Во второй свой приезд, когда мы лагерем стояли в Тургеньском ущелье и познакомились с соседями – ихтиологами, разводившими там форель, Лебедев охотно навещал их и часами слушал органную музыку Баха, записанную на пластинке. У него тогда была депрессия. Ему вдруг показалось, что писать этюды вовсе не надо. Можно легко обходиться без них.
Помню, он сидел на походном стульчике, держа в правой руке небольшую (1,5 х 1,5см) рамку. На коленях находилась палитра со следами многоцветных красок. Лебедев увлечённо передвигал рамку по палитре и внимательно разглядывал изображения внутри рамки. «Эврика! – воскликнул он, привлекая моё внимание. – Смотри, вот она картина, а вот и другая. Чем не этюды, чем не варианты готовых картин? Бери кисть и пиши!» Внутри рамки по мере передвижения её по палитре, действительно, в кадрах появлялись и сменяли друг друга разные изображения картин. Осмысление увиденного постоянно работало внутри его сознания. В этом было отличие Лебедева от других.
…Песчаные степи и особенно горы с белоснежными вершинами произвели на Лебедева такое неизгладимое впечатление, что ему захотелось пожить на юге Казахстана.

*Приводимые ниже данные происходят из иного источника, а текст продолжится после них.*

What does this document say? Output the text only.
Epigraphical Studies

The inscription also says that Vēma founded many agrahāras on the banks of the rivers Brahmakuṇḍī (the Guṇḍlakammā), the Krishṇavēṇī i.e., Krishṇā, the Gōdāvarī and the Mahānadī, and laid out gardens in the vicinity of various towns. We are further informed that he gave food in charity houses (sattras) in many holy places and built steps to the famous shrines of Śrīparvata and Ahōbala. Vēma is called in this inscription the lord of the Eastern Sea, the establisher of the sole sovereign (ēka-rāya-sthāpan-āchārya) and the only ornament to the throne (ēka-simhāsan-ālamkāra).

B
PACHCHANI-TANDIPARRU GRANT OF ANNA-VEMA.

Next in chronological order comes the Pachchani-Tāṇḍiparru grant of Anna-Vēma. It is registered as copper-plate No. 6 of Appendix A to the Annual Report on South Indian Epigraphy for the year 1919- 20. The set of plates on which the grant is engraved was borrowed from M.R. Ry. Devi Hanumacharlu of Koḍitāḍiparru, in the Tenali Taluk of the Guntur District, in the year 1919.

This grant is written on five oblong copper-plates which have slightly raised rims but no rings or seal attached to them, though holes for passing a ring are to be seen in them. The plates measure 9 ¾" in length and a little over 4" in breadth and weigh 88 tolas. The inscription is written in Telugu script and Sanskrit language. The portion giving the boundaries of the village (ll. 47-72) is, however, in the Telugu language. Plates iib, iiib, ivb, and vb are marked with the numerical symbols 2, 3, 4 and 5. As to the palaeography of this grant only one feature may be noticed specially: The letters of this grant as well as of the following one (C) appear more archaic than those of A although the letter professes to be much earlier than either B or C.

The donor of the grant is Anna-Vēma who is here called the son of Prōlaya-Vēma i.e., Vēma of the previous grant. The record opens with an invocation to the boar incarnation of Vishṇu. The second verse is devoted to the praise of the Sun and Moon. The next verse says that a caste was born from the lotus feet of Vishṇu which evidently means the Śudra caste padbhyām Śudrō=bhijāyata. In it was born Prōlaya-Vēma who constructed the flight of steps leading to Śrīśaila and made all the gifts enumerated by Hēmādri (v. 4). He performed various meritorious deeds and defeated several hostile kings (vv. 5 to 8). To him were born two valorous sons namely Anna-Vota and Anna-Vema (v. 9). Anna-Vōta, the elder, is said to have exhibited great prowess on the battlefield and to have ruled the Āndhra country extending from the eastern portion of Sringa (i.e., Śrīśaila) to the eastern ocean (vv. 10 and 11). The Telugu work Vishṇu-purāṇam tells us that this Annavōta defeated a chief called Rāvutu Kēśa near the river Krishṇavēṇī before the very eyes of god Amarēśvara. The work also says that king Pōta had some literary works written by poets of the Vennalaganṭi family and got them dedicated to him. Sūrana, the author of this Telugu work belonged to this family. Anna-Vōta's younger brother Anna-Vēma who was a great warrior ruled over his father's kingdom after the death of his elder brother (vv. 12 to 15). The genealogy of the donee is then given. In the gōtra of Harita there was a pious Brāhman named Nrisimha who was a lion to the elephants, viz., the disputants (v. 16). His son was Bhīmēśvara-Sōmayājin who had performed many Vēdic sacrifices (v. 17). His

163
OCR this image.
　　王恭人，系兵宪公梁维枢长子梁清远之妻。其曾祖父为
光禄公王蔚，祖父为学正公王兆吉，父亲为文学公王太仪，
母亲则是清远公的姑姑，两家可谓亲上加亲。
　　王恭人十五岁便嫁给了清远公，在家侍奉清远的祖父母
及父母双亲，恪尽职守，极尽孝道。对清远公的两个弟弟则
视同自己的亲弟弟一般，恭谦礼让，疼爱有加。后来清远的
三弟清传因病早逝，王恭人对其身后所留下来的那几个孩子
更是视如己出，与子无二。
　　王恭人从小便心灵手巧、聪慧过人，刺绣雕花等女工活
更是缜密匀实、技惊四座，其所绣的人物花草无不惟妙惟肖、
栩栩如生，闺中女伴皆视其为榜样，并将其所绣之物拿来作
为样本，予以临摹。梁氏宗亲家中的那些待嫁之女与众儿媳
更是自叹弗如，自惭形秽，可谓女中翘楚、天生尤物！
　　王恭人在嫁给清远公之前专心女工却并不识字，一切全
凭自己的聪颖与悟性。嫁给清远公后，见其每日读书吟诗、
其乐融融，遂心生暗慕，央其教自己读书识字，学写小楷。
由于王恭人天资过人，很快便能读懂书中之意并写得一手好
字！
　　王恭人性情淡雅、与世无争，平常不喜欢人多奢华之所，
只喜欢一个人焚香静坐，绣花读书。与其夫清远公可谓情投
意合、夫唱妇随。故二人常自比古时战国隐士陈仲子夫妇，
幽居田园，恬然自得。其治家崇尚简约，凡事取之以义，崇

Мои коллеги-геологи через знакомых помогли ему перевестись из Ярославля в Алма-Атинское художественное училище, которое он успешно окончил и был направлен в Караганду в драматический театр художником-декоратором. Но затосковал вдруг по родине и уехал в Россию, где растворился в необъятных её просторах, будучи уже профессиональным художником.
«Знаковые» дни
«Знаковые» дни – это дни календаря, но не те, которые обозначают официальные праздники, и даже не субботы и воскресения, когда гражданские люди отдыхают. Каждый солдат под «праздником» понимает что-то своё. Мои же «знаковые» дни были связаны только со встречей с любимой мной женщиной, ставшей перед самым призывом в армию законной женой. И всё, что отныне связывало меня с ней, было отмечено в календаре красным цветом. «Красными» были дни получения от неё писем. А их я получал с удивительной точностью – каждую неделю по письму. В общей сложности чуть более 150 писем. Эти дни у меня в календаре обрамлены красным окоёмом. Это были незабываемые дни. Дни, наполненные трепетным ожиданием и замиранием сердца, когда почтальон – рядовой Лезный – вынимал из своей корреспондентской сумки проштампованные прямоугольники писем и раздавал их лично в руки адресатам. Почти выхватываешь из его рук этот прямоугольный конверт и поскорее удаляешься в укромное место, чтобы остаться наедине с весточкой от любимой, чтобы увидеть правильный, почти ученический почерк, в котором знакома каждая буковка. За долгое время разлуки с любимой эти буковки стали родными. Ведь сколько раз ты достанешь это письмецо и прочтёшь, и поцелуешь, пока не получишь через неделю следующее, а это припрячешь вместе с другими, полученными прежде. И неважно, что слова в каждом письме почти одни и те же, лишь разбавлены какими-то суетными событиями, тебе дороги слова, которые заключают в себе желание видеть тебя, тоску по тебе. И то, что ты очень нужен и любим человеком, который тебе тоже нужен и тоже тобой любим. А то, что слова одни и те же, так это здорово! Это значит, что любовь не остыла, и она постоянна, как эти постоянно употребляемые слова. Так что 150 дней «красных» из общих 1095 дней армейских, благодаря только письмам, полученным от любимой – это уже прекрасно! Ведь это одна седьмая всей службы! А фотография, которая у тебя находится рядом с сердцем – не есть ли праздник, хотя и наводящий на грустные мысли о разлуке и о том, что твоя любимая далеко, хотя образ её у тебя под сердцем. Она всё равно с тобой. И сколько раз ты при первой возможности окидываешь взором её, не говоря о тех моментах, когда ты, находясь в уединении, внимательно разглядываешь, шепчешь тёплые слова и целуешь образ любимой, запечатленный на фотке.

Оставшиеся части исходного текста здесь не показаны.